Following the completion of Ph.D. I moved to Australia and began working as a postdoctoral research associate in the Experimental Therapeutics Laboratory under the direction of John Hayball and Kerrilyn Diener at UniSA.
In 2014 I began working to understand why Tasmanian devils do not mount an immune response against genetically mis-matched transmissible tumors. The project was initially funded by a Dr Eric Guiler Tasmanian Devil Research Grant from the Save the Tasmanian Devil and a Sansom Institute grant to develop immunotherapeutics to treat Tasmanian devils that are infected with the devil facial tumour disease (DFTD). I am now employed jointly by the University of Tasmania and the University of South Australia, with the majority of my salary coming from a Morris Animal Foundation postdoctoral research fellowship. The approach we are taking is based on similar immunotherapeutics that have achieved unprecedented success in treating human cancer (Science Magazine Breakthrough of the Year 2013). We have made great progress recently and have developed more than 23 new monoclonal antibodies that target the checkpoint molecules CTLA4, PD-1, and B7-H1.

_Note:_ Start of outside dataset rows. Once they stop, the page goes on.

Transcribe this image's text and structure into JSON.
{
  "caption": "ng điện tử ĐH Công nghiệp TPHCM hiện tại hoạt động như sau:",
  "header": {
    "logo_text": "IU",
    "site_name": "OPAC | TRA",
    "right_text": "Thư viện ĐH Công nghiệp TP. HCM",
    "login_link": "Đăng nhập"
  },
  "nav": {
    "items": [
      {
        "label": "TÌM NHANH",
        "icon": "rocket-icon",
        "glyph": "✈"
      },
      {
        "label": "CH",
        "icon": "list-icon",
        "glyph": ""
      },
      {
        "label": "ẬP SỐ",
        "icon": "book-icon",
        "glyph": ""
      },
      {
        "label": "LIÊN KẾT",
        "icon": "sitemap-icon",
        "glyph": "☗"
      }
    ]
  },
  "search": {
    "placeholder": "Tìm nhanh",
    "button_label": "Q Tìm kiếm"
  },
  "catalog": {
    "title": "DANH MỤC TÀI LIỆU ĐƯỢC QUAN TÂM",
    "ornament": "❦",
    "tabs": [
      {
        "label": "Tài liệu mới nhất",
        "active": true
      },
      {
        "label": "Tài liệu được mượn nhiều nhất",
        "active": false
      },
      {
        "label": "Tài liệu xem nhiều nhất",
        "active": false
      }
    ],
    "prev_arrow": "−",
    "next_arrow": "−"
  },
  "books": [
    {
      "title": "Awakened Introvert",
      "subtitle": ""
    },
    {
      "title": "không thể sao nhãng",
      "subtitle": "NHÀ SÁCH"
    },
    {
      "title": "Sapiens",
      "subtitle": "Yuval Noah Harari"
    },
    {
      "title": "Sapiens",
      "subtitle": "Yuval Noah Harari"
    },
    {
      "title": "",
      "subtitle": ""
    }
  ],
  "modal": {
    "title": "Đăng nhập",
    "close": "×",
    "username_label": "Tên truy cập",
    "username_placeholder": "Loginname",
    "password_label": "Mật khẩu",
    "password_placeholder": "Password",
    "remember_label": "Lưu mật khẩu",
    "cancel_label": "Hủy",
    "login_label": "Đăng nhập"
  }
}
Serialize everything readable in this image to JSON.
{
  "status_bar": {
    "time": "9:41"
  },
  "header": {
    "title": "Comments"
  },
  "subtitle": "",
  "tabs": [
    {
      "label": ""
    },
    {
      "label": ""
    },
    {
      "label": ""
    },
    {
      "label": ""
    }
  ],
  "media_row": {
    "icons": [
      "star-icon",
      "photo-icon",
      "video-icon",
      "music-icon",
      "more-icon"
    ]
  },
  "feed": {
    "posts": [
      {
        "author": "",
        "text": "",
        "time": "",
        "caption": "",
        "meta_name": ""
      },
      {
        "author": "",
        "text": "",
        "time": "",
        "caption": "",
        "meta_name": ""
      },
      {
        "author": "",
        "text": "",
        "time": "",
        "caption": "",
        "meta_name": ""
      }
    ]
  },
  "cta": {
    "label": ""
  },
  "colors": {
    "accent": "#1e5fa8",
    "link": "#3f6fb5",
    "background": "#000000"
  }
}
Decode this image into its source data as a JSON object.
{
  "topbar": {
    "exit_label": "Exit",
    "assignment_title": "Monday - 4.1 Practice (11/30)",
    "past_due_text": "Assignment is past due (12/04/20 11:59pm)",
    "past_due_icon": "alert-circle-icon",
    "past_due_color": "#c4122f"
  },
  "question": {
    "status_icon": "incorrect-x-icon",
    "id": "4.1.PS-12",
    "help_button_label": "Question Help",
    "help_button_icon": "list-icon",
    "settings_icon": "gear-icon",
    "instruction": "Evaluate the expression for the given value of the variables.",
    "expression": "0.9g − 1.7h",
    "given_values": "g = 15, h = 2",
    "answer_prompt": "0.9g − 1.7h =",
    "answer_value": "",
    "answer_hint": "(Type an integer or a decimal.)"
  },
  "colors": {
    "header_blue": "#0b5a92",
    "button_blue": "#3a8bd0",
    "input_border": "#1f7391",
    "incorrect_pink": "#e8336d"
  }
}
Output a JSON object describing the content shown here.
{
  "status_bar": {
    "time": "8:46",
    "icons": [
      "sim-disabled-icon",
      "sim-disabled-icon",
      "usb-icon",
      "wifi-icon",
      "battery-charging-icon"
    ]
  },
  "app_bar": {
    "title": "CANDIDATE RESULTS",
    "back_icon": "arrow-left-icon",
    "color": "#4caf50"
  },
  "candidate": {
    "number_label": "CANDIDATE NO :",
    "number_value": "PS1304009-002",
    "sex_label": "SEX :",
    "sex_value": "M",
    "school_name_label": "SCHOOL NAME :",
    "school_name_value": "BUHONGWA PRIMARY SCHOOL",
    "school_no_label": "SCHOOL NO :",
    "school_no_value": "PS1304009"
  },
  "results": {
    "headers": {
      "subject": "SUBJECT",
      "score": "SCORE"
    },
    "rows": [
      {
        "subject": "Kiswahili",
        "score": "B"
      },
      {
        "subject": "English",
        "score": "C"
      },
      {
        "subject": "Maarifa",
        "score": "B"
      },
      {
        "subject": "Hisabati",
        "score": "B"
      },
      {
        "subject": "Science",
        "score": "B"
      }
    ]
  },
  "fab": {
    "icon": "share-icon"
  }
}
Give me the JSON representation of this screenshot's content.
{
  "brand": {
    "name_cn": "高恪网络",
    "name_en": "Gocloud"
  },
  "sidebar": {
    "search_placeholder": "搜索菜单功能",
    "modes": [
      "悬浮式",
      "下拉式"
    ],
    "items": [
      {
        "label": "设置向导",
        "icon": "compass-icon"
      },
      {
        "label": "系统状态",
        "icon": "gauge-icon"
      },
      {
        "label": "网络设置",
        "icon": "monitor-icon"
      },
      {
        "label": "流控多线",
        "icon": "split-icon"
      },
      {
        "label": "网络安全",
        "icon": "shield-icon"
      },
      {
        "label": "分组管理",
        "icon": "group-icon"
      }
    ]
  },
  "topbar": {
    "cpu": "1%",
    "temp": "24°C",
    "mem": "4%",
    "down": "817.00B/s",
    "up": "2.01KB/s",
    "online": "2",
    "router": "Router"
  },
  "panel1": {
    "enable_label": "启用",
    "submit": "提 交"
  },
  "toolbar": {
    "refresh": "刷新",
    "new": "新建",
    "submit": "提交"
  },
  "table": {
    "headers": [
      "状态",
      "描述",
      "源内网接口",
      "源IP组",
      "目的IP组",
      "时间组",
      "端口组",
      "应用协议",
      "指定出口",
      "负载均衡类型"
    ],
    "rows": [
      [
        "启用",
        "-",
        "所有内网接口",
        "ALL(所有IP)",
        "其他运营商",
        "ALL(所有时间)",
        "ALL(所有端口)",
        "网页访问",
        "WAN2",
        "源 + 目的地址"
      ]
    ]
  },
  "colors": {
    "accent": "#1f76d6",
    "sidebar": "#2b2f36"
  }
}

Prior to enrolling as a Ph.D. student at MSU, I worked in the immunology lab of Lieping Chen. Dr. Chen’s laboratory specializes in functional characterization of interactions among cell surface molecules. Much of the research is focused on costimulatory signaling in lymphocytes and how these signals can modulate immune function in relation to cancer and autoimmune diseases. My primary job functions were to produce new hybridomas that produce antibodies against novel cell surface molecules and characterize the antibodies using ELISA, flow cytometry (FACS), Western blots and T cell proliferation assays. As lab manager I was also responsible for day to day operations of the lab and helping with IACUC and IRB protocols.